Frente a essa obscenidade, o Secretário de Atenção Primária à Saúde Raphael Câmara, – conhecido por suas posições racistas, contra os direitos sexuais reprodutivos, o repúdio ao termo ‘violência obstétrica’ – não fez senão repetir o que havia dito Marcelo Castro, Ministro da Saúde do governo Dilma, quando eclodiu a epidemia de zika no Brasil em 2015 e as relações entre o vírus e a microcefalia haviam se estabelecido: que as mulheres se virem para não engravidar.

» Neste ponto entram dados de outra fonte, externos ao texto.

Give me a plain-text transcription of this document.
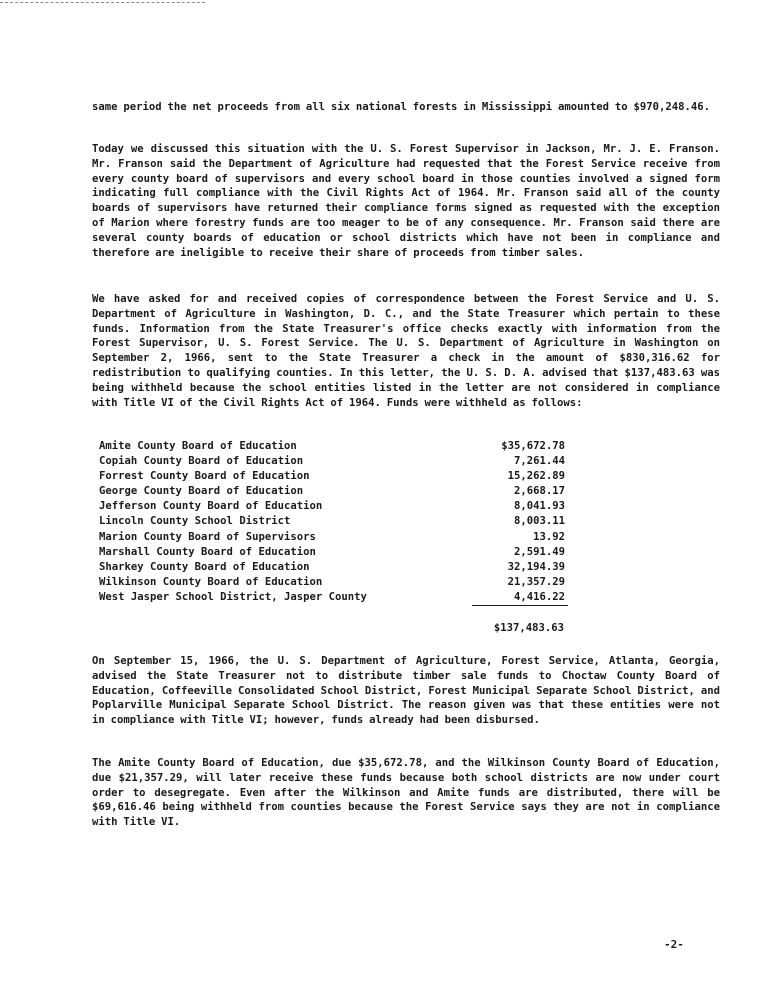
same period the net proceeds from all six national forests in Mississippi amounted to $970,248.46.

Today we discussed this situation with the U. S. Forest Supervisor in Jackson, Mr. J. E. Franson. Mr. Franson said the Department of Agriculture had requested that the Forest Service receive from every county board of supervisors and every school board in those counties involved a signed form indicating full compliance with the Civil Rights Act of 1964. Mr. Franson said all of the county boards of supervisors have returned their compliance forms signed as requested with the exception of Marion where forestry funds are too meager to be of any consequence. Mr. Franson said there are several county boards of education or school districts which have not been in compliance and therefore are ineligible to receive their share of proceeds from timber sales.

We have asked for and received copies of correspondence between the Forest Service and U. S. Department of Agriculture in Washington, D. C., and the State Treasurer which pertain to these funds. Information from the State Treasurer's office checks exactly with information from the Forest Supervisor, U. S. Forest Service. The U. S. Department of Agriculture in Washington on September 2, 1966, sent to the State Treasurer a check in the amount of $830,316.62 for redistribution to qualifying counties. In this letter, the U. S. D. A. advised that $137,483.63 was being withheld because the school entities listed in the letter are not considered in compliance with Title VI of the Civil Rights Act of 1964. Funds were withheld as follows:

Amite County Board of Education	$35,672.78
Copiah County Board of Education	7,261.44
Forrest County Board of Education	15,262.89
George County Board of Education	2,668.17
Jefferson County Board of Education	8,041.93
Lincoln County School District	8,003.11
Marion County Board of Supervisors	13.92
Marshall County Board of Education	2,591.49
Sharkey County Board of Education	32,194.39
Wilkinson County Board of Education	21,357.29
West Jasper School District, Jasper County	4,416.22
$137,483.63

On September 15, 1966, the U. S. Department of Agriculture, Forest Service, Atlanta, Georgia, advised the State Treasurer not to distribute timber sale funds to Choctaw County Board of Education, Coffeeville Consolidated School District, Forest Municipal Separate School District, and Poplarville Municipal Separate School District. The reason given was that these entities were not in compliance with Title VI; however, funds already had been disbursed.

The Amite County Board of Education, due $35,672.78, and the Wilkinson County Board of Education, due $21,357.29, will later receive these funds because both school districts are now under court order to desegregate. Even after the Wilkinson and Amite funds are distributed, there will be $69,616.46 being withheld from counties because the Forest Service says they are not in compliance with Title VI.

-2-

Na oportunidade, Dr. Castro declarou que “sexo é para amadores e reprodução é para profissionais”. Sonia Corrêa, em artigo sobre a relação entre a crise sanitária então instalada e os direitos reprodutivos, observou que essa declaração infeliz obliterava as péssimas condições de saneamento e os problemas de funcionamento e eficácia do SUS – que, em grande medida, explicavam a escala e efeitos do surto de zika – e, ao mesmo tempo, reiterava a ideologia clássica que, de um lado, atribui às mulheres a responsabilidade exclusiva pela reprodução e, de outro, restringe a sua autonomia sexual e reprodutiva.

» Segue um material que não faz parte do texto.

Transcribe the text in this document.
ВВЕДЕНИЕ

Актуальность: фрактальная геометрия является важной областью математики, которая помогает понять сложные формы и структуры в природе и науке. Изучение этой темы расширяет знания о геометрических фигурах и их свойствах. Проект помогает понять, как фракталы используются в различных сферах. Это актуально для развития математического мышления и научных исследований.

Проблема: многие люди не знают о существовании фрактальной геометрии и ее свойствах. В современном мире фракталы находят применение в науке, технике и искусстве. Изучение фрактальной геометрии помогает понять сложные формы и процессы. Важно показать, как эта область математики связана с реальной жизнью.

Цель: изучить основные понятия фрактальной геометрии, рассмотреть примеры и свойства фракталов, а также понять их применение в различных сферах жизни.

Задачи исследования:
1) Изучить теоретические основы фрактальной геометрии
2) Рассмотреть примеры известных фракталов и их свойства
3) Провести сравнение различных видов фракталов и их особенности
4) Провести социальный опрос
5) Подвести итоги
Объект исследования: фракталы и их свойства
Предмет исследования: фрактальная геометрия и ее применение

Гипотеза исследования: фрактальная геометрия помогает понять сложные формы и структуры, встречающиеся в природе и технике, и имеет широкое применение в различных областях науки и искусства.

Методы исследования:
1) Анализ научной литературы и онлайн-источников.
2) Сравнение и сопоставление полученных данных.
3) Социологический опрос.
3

Corrêa também apontou para o contraste flagrante entre essa declaração e a posição manifestada pelo Ministro da Saúde da Colômbia em relação aos efeitos reprodutivos da zika e o direito à interrupção da gravidez no contexto da crise. Essa discrepância seria posteriormente confirmada pelo estudo coordenado pela London School of Economics, cujos resultados foram publicados no artigo “Analysing the intersection between health emergencies and abortion during Zika in Brazil, El Salvador and Colombia”. Essa pesquisa informa que não houve investimento substantivo do Ministério da Saúde ou das Secretarias estaduais e municipais de saúde para ampliar o acesso a contraceptivos nas áreas mais afetadas durante a epidemia de zika no Brasil. Tampouco se registrou um debate institucional decente sobre a possibilidade de interrupção da gestação numa situação de emergência sanitária reprodutiva. Todos os registros e debates sobre a defesa da autonomia das mulheres foram promovidos por organizações feministas.

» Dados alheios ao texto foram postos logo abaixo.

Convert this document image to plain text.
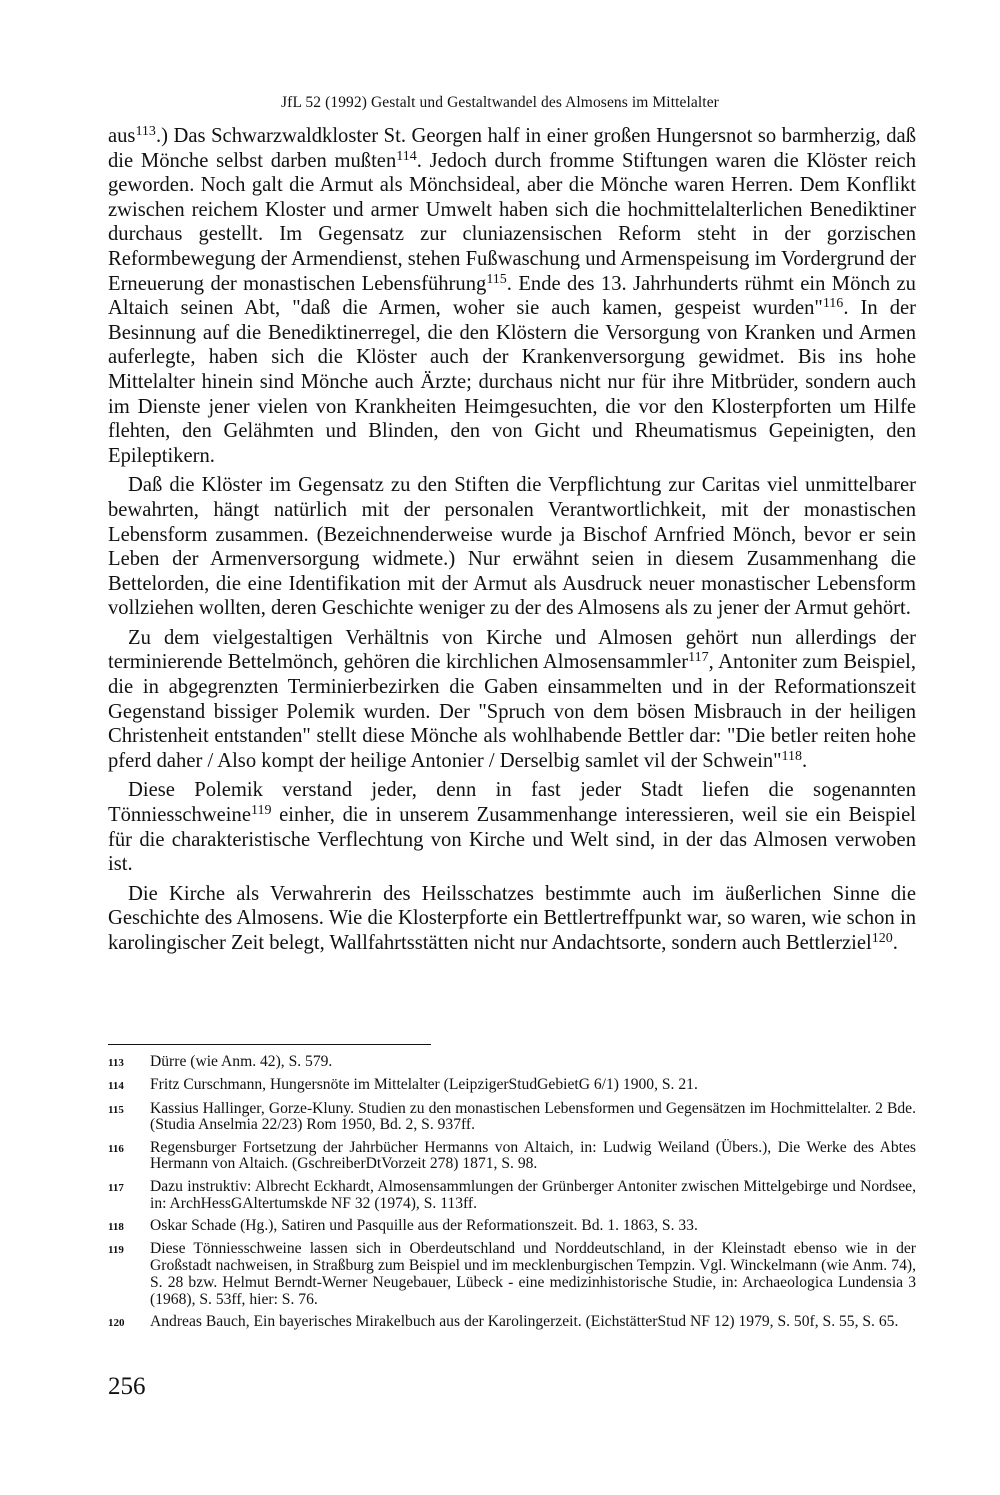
JfL 52 (1992) Gestalt und Gestaltwandel des Almosens im Mittelalter

aus$^{113}$.) Das Schwarzwaldkloster St. Georgen half in einer großen Hungersnot so barmherzig, daß die Mönche selbst darben mußten$^{114}$. Jedoch durch fromme Stiftungen waren die Klöster reich geworden. Noch galt die Armut als Mönchsideal, aber die Mönche waren Herren. Dem Konflikt zwischen reichem Kloster und armer Umwelt haben sich die hochmittelalterlichen Benediktiner durchaus gestellt. Im Gegensatz zur cluniazensischen Reform steht in der gorzischen Reformbewegung der Armendienst, stehen Fußwaschung und Armenspeisung im Vordergrund der Erneuerung der monastischen Lebensführung$^{115}$. Ende des 13. Jahrhunderts rühmt ein Mönch zu Altaich seinen Abt, "daß die Armen, woher sie auch kamen, gespeist wurden"$^{116}$. In der Besinnung auf die Benediktinerregel, die den Klöstern die Versorgung von Kranken und Armen auferlegte, haben sich die Klöster auch der Krankenversorgung gewidmet. Bis ins hohe Mittelalter hinein sind Mönche auch Ärzte; durchaus nicht nur für ihre Mitbrüder, sondern auch im Dienste jener vielen von Krankheiten Heimgesuchten, die vor den Klosterpforten um Hilfe flehten, den Gelähmten und Blinden, den von Gicht und Rheumatismus Gepeinigten, den Epileptikern.

Daß die Klöster im Gegensatz zu den Stiften die Verpflichtung zur Caritas viel unmittelbarer bewahrten, hängt natürlich mit der personalen Verantwortlichkeit, mit der monastischen Lebensform zusammen. (Bezeichnenderweise wurde ja Bischof Arnfried Mönch, bevor er sein Leben der Armenversorgung widmete.) Nur erwähnt seien in diesem Zusammenhang die Bettelorden, die eine Identifikation mit der Armut als Ausdruck neuer monastischer Lebensform vollziehen wollten, deren Geschichte weniger zu der des Almosens als zu jener der Armut gehört.

Zu dem vielgestaltigen Verhältnis von Kirche und Almosen gehört nun allerdings der terminierende Bettelmönch, gehören die kirchlichen Almosensammler$^{117}$, Antoniter zum Beispiel, die in abgegrenzten Terminierbezirken die Gaben einsammelten und in der Reformationszeit Gegenstand bissiger Polemik wurden. Der "Spruch von dem bösen Misbrauch in der heiligen Christenheit entstanden" stellt diese Mönche als wohlhabende Bettler dar: "Die betler reiten hohe pferd daher / Also kompt der heilige Antonier / Derselbig samlet vil der Schwein"$^{118}$.

Diese Polemik verstand jeder, denn in fast jeder Stadt liefen die sogenannten Tönniesschweine$^{119}$ einher, die in unserem Zusammenhange interessieren, weil sie ein Beispiel für die charakteristische Verflechtung von Kirche und Welt sind, in der das Almosen verwoben ist.

Die Kirche als Verwahrerin des Heilsschatzes bestimmte auch im äußerlichen Sinne die Geschichte des Almosens. Wie die Klosterpforte ein Bettlertreffpunkt war, so waren, wie schon in karolingischer Zeit belegt, Wallfahrtsstätten nicht nur Andachtsorte, sondern auch Bettlerziel$^{120}$.

113	Dürre (wie Anm. 42), S. 579.
114	Fritz Curschmann, Hungersnöte im Mittelalter (LeipzigerStudGebietG 6/1) 1900, S. 21.
115	Kassius Hallinger, Gorze-Kluny. Studien zu den monastischen Lebensformen und Gegensätzen im Hochmittelalter. 2 Bde. (Studia Anselmia 22/23) Rom 1950, Bd. 2, S. 937ff.
116	Regensburger Fortsetzung der Jahrbücher Hermanns von Altaich, in: Ludwig Weiland (Übers.), Die Werke des Abtes Hermann von Altaich. (GschreiberDtVorzeit 278) 1871, S. 98.
117	Dazu instruktiv: Albrecht Eckhardt, Almosensammlungen der Grünberger Antoniter zwischen Mittelgebirge und Nordsee, in: ArchHessGAltertumskde NF 32 (1974), S. 113ff.
118	Oskar Schade (Hg.), Satiren und Pasquille aus der Reformationszeit. Bd. 1. 1863, S. 33.
119	Diese Tönniesschweine lassen sich in Oberdeutschland und Norddeutschland, in der Kleinstadt ebenso wie in der Großstadt nachweisen, in Straßburg zum Beispiel und im mecklenburgischen Tempzin. Vgl. Winckelmann (wie Anm. 74), S. 28 bzw. Helmut Berndt-Werner Neugebauer, Lübeck - eine medizinhistorische Studie, in: Archaeologica Lundensia 3 (1968), S. 53ff, hier: S. 76.
120	Andreas Bauch, Ein bayerisches Mirakelbuch aus der Karolingerzeit. (EichstätterStud NF 12) 1979, S. 50f, S. 55, S. 65.
256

É evidente que esse padrão deletério não apenas se repete hoje como se vê muito agravado. O número excessivo e crescente de mortes maternas registradas no Brasil desde 2020 deve ser contundentemente atribuído à política de negligência deliberada na resposta à COVID-19 que foi adotada pelo atual desgoverno e, pelo menos em alguns casos, o óbito foi causado pela política criminosa do ineficaz “tratamento precoce”. Contudo, pouco sabemos sobre quais têm sido os impactos da pandemia sobre o número de abortos clandestinos e inseguros e seus efeitos sobre a saúde e vida das mulheres. O caso da menina de 13 anos, vítima de estupro e grávida de 31 semanas – em condições decentes poderia ter tido acesso a um aborto legal – que morreu em Medicilândia (PA) por complicações da COVID-19 é, nesse sentido, apenas a ponta de um iceberg que começamos a explorar.